From this essay and its thinkings, the designers and artists; Adam Goodrum, Charles Wilson, Lucy McCrae, and Anna-Willi Highfield went about synthesing this information and assigning themselves pieces to make. As Lou nicely puts it, the Hotel Hotel project was very much been about “rediscovering the beauty of the primitive modernism and environmentalism of the Burley Griffins”.

Lou’s role as Creative Director is to inspire the makers, and to help them translate these ideas into what they do best: make some awesome. He works much like a PhD mentor and is in constant conversation with the makers; working together to deliver a well made, functional piece that conveys this Canberra narrative.

This process is also a collaboration between the makers themselves.

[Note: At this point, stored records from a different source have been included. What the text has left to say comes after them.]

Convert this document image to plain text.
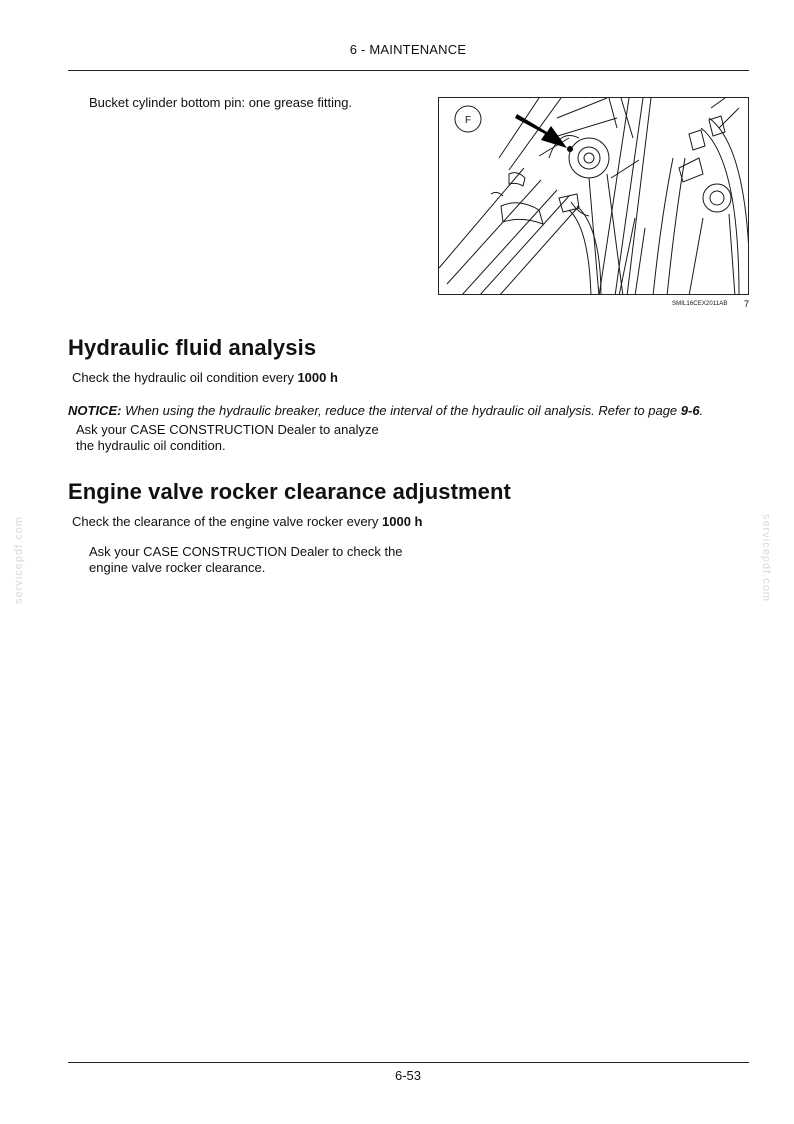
6 - MAINTENANCE
Bucket cylinder bottom pin: one grease fitting.
F
SMIL16CEX2011AB 7
Hydraulic fluid analysis
Check the hydraulic oil condition every 1000 h
NOTICE: When using the hydraulic breaker, reduce the interval of the hydraulic oil analysis. Refer to page 9-6.
Ask your CASE CONSTRUCTION Dealer to analyze
the hydraulic oil condition.
Engine valve rocker clearance adjustment
Check the clearance of the engine valve rocker every 1000 h
Ask your CASE CONSTRUCTION Dealer to check the
engine valve rocker clearance.
servicepdf.com	servicepdf.com
6-53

This happens mostly by way of what Lou calls “group assessment”. This is where the makers get together and do a context and functionality critique of each other’s pieces. This seems brilliant as it allows for the bucket loads of expertise each designer has to be shared to each piece.

Adam made a feasting table, chairs and stools; Charles made two couches (Adam and Charle’s good are in the Hotel Hotel public lounge); Anna-Willi made two pendant lights; Lucy McCrae, on her eternal quest to re-skin, made a mirror that sits behind the reception desk.

My Buddha. Exciting. Stories on the makers to come.